Background/Question/Methods
Leptothrix discophora is one of many aerobic iron-oxidizing bacteria that grow in metal-encrusted organic sheaths. Despite being a widespread genus in nature, the underlying mechanisms behind Leptothrix biofilm formation and appearance are poorly understood and nearly absent from the literature. Iron-oxidizing bacterial films vary in appearance, but the mechanics of thin-film interference can likely explain many of the observed patterns and color varieties. We attempted a multi-faceted observational approach to studying these biofilm-forming iron-bacteria in nature. Using digital photographs, time-lapse videos, field samples, and frequent field observations, we observed biofilm development, distribution, and appearance in situ. We developed a simple sampling technique to facilitate the preservation of unaltered, intact 2”x3” biofilm samples on microscope slides, producing 63 samples featuring characteristic patterns, textures, and colors for analysis. Collecting films on glass slides allows viewing both sides of the film, as opposed to being restricted to viewing only the open-air side in the field.

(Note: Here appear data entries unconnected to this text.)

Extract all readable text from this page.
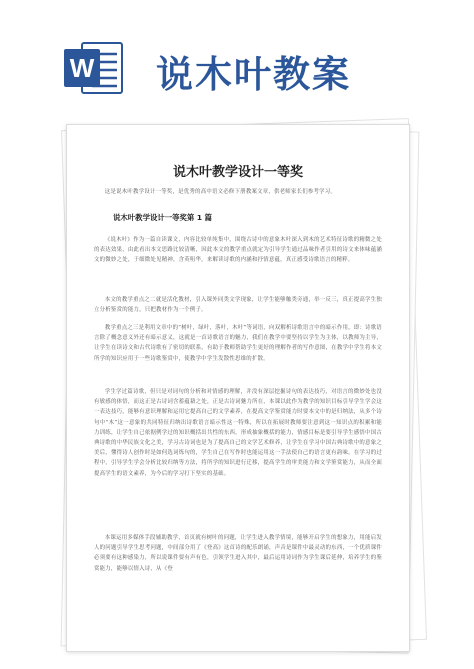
W 说木叶教案
说木叶教学设计一等奖

这是说木叶教学设计一等奖，是优秀的高中语文必修下册教案文章，供老师家长们参考学习。

说木叶教学设计一等奖第 1 篇

《说木叶》作为一篇自读课文，内容比较单纯集中，围绕古诗中的意象木叶深入到木的艺术特征诗歌的精微之处的表达效果，由此看出本文思路比较清晰，因此本文的教学重点就定为引导学生通过品味作者引用的诗文来体味蕴涵文的微妙之处，于细微处见精神，含英咀华，来解读诗歌的内涵和抒情意蕴，真正感受诗歌语言的精粹。

本文的教学重点之二就是活化教材，引入课外同类文学现象，让学生能够触类旁通，举一反三，真正提高学生独立分析鉴赏的能力，只把教材作为一个例子。

教学重点之三是利用文章中的“树叶，绿叶，落叶，木叶”等词语，向双解析诗歌语言中的暗示作用，即：诗歌语言除了概念意义外还有暗示意义，这就是一首诗歌语言的魅力，我们在教学中要坚持以学生为主体，以教师为主导，让学生在读诗文和古代诗歌有了密切的联系，有助于教师帮助学生更好的理解作者的写作意图，在教学中学生将本文所学的知识应用于一些诗歌鉴赏中，使教学中学生发散性思维的扩散。

学生学过篇诗歌，但只是对词句的分析和对情感的理解，并没有深层挖掘诗句的表达技巧，对语言的微妙处也没有敏感的体悟，而这正是古诗词含蓄蕴藉之处，正是古诗词魅力所在，本课以此作为教学的知识目标引导学生学会这一表达技巧，能够有意识理解和运用它提高自己的文学素养，在提高文学鉴赏能力时要本文中的是归纳法，从多个诗句中“木”这一意象的共同特征归纳出诗歌语言暗示性这一特殊，所以在拓展时教师要注意到这一知识点的积累和能力训练，让学生自己依据例学过的知识概括出共性的东西，形成抽象概括的能力，情感目标是要引导学生感悟中国古典诗歌的中华民族文化之美，学习古诗词也是为了提高自己的文学艺术修养，让学生在学习中国古典诗歌中的意象之美后，懂得诗人创作时是如何选词炼句的，学生自己在写作时也能运用这一手法使自己的语言更有韵味，在学习的过程中，引导学生学会分析比较归纳等方法，将所学的知识进行迁移，提高学生的审美能力和文学鉴赏能力，从而全面提高学生的语文素养，为今后的学习打下坚实的基础。

本课运用多媒体手段辅助教学，首页就有树叶的问题，让学生进入教学情境，能够开启学生的想象力，用能启发人的问题引导学生思考问题，中间部分用了《登高》这首诗的配乐朗诵，声音是课件中最灵动的东西，一个优质课件必须要有这种感染力，所以说课件要有声有色，引领学生进入其中，最后运用诗词作为学生课后延伸，培养学生的鉴赏能力，能够以情入诗，从《登
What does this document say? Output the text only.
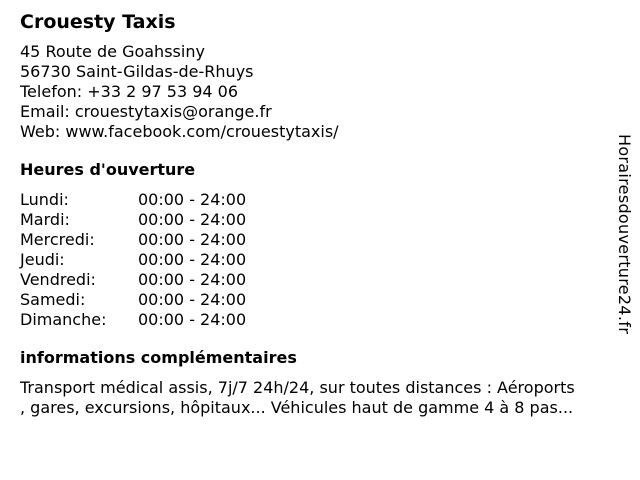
Crouesty Taxis
45 Route de Goahssiny
56730 Saint-Gildas-de-Rhuys
Telefon: +33 2 97 53 94 06
Email: crouestytaxis@orange.fr
Web: www.facebook.com/crouestytaxis/
Heures d'ouverture
Lundi:	00:00 - 24:00
Mardi:	00:00 - 24:00
Mercredi:	00:00 - 24:00
Jeudi:	00:00 - 24:00
Vendredi:	00:00 - 24:00
Samedi:	00:00 - 24:00
Dimanche:	00:00 - 24:00
informations complémentaires
Transport médical assis, 7j/7 24h/24, sur toutes distances : Aéroports
, gares, excursions, hôpitaux... Véhicules haut de gamme 4 à 8 pas...
Horairesdouverture24.fr
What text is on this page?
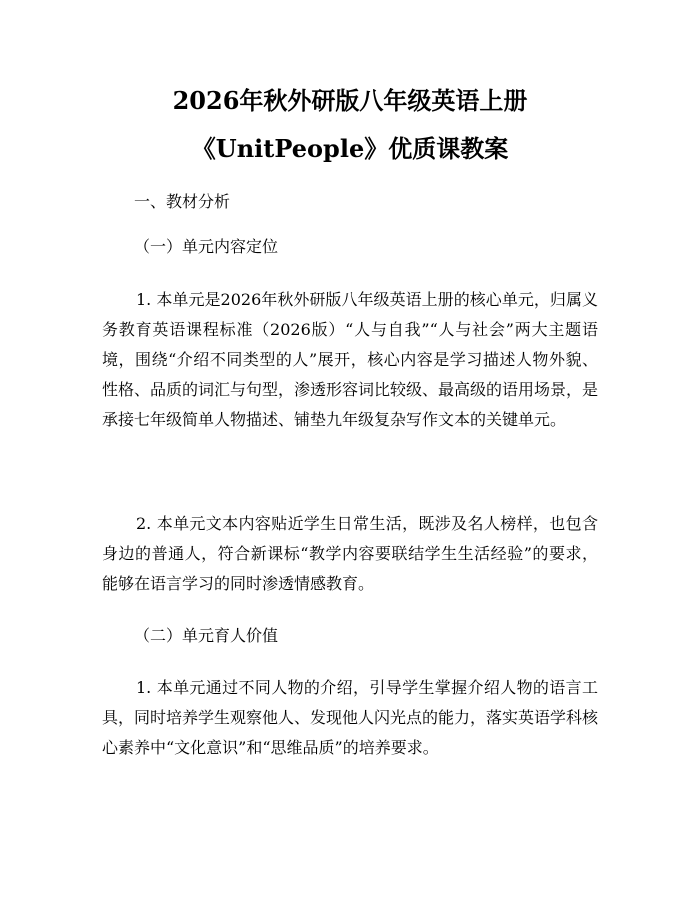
2026年秋外研版八年级英语上册
《UnitPeople》优质课教案
一、教材分析
（一）单元内容定位

1. 本单元是2026年秋外研版八年级英语上册的核心单元，归属义务教育英语课程标准（2026版）“人与自我”“人与社会”两大主题语境，围绕“介绍不同类型的人”展开，核心内容是学习描述人物外貌、性格、品质的词汇与句型，渗透形容词比较级、最高级的语用场景，是承接七年级简单人物描述、铺垫九年级复杂写作文本的关键单元。

2. 本单元文本内容贴近学生日常生活，既涉及名人榜样，也包含身边的普通人，符合新课标“教学内容要联结学生生活经验”的要求，能够在语言学习的同时渗透情感教育。

（二）单元育人价值

1. 本单元通过不同人物的介绍，引导学生掌握介绍人物的语言工具，同时培养学生观察他人、发现他人闪光点的能力，落实英语学科核心素养中“文化意识”和“思维品质”的培养要求。
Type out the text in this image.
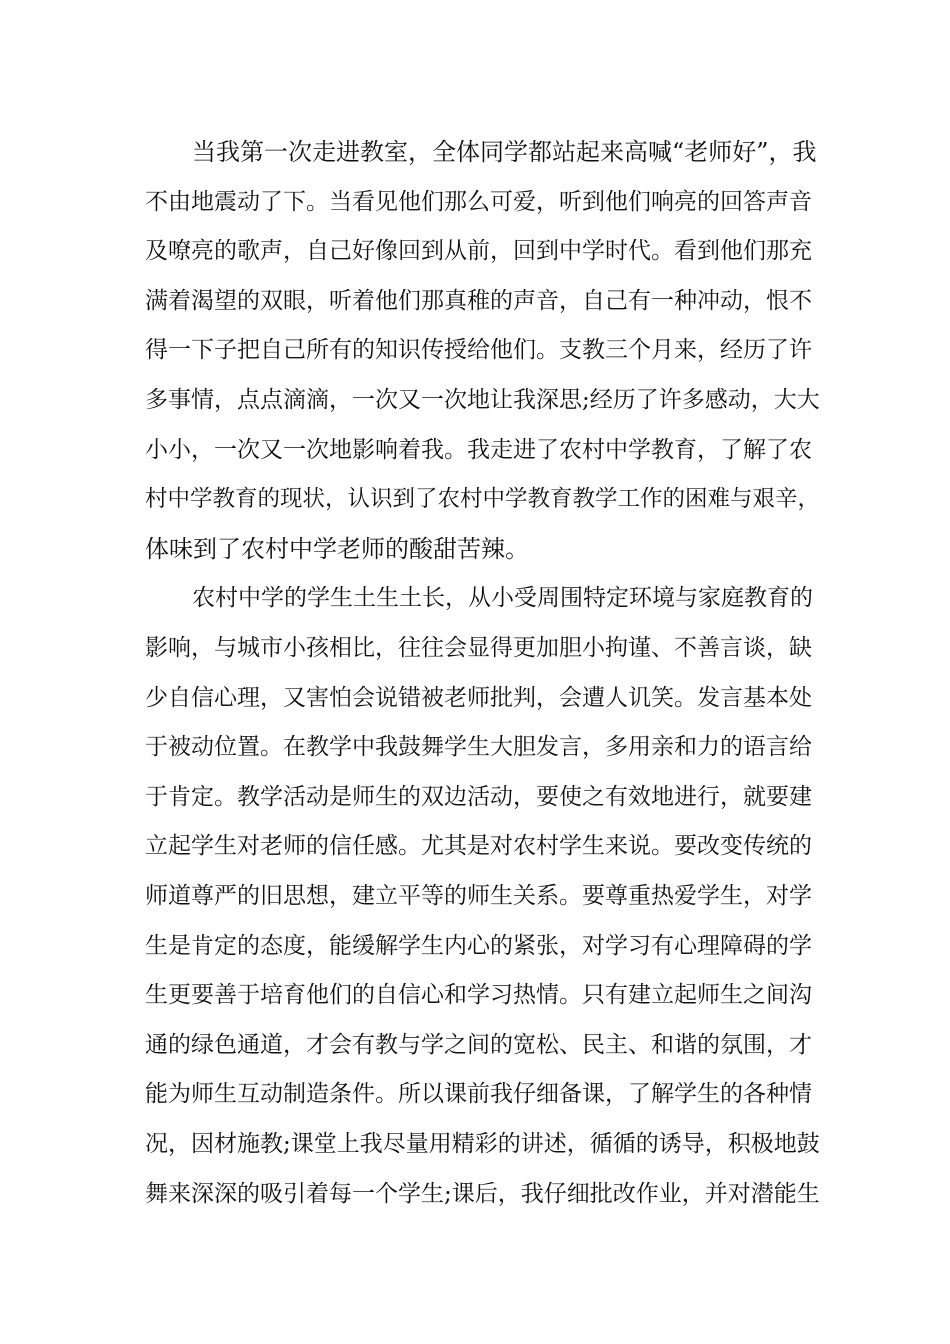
当我第一次走进教室，全体同学都站起来高喊“老师好”，我
不由地震动了下。当看见他们那么可爱，听到他们响亮的回答声音
及嘹亮的歌声，自己好像回到从前，回到中学时代。看到他们那充
满着渴望的双眼，听着他们那真稚的声音，自己有一种冲动，恨不
得一下子把自己所有的知识传授给他们。支教三个月来，经历了许
多事情，点点滴滴，一次又一次地让我深思;经历了许多感动，大大
小小，一次又一次地影响着我。我走进了农村中学教育，了解了农
村中学教育的现状，认识到了农村中学教育教学工作的困难与艰辛，
体味到了农村中学老师的酸甜苦辣。
农村中学的学生土生土长，从小受周围特定环境与家庭教育的
影响，与城市小孩相比，往往会显得更加胆小拘谨、不善言谈，缺
少自信心理，又害怕会说错被老师批判，会遭人讥笑。发言基本处
于被动位置。在教学中我鼓舞学生大胆发言，多用亲和力的语言给
于肯定。教学活动是师生的双边活动，要使之有效地进行，就要建
立起学生对老师的信任感。尤其是对农村学生来说。要改变传统的
师道尊严的旧思想，建立平等的师生关系。要尊重热爱学生，对学
生是肯定的态度，能缓解学生内心的紧张，对学习有心理障碍的学
生更要善于培育他们的自信心和学习热情。只有建立起师生之间沟
通的绿色通道，才会有教与学之间的宽松、民主、和谐的氛围，才
能为师生互动制造条件。所以课前我仔细备课，了解学生的各种情
况，因材施教;课堂上我尽量用精彩的讲述，循循的诱导，积极地鼓
舞来深深的吸引着每一个学生;课后，我仔细批改作业，并对潜能生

With the understanding that thin-film interference may be responsible for biofilm color and that film thickness increases with age, we used frequent field observations to make conclusions about relative film growth rates and patterns of development.
Results/Conclusions
We observed film lifespans ranging from less than 24 hours to greater than a week. Film age correlated with physical characteristics e.g., color, pattern, and texture. As films aged, they were observed going through a color sequence in exact alignment with the Michel-Lévy interference color chart. Films infrequently achieved the latter stage “third order” colors due to disturbance and buildup of particulate iron, which also contributed to texture. Older films often featured wrinkled areas where the film lifted from the water surface. Continuous field monitoring revealed that growth rates varied among microsites, indicating that bacteria films had "preferred" microenvironments. Films located in deeper, running water often were smaller, shorter-lived, and grew more slowly when compared to films that formed in shallow water or even saturated soils. Comparing both sides of films showed that color, transparency, and granularity varied with habitat and age. Further research is needed to quantify biofilm growth and characteristics, but our preliminary observations might provide valuable insights into the natural conditions under which biofilms may form, as well as provide a method for approximating film age upon observation of color alone. Understanding iron bacteria biofilm development may be useful for monitoring stream pollution.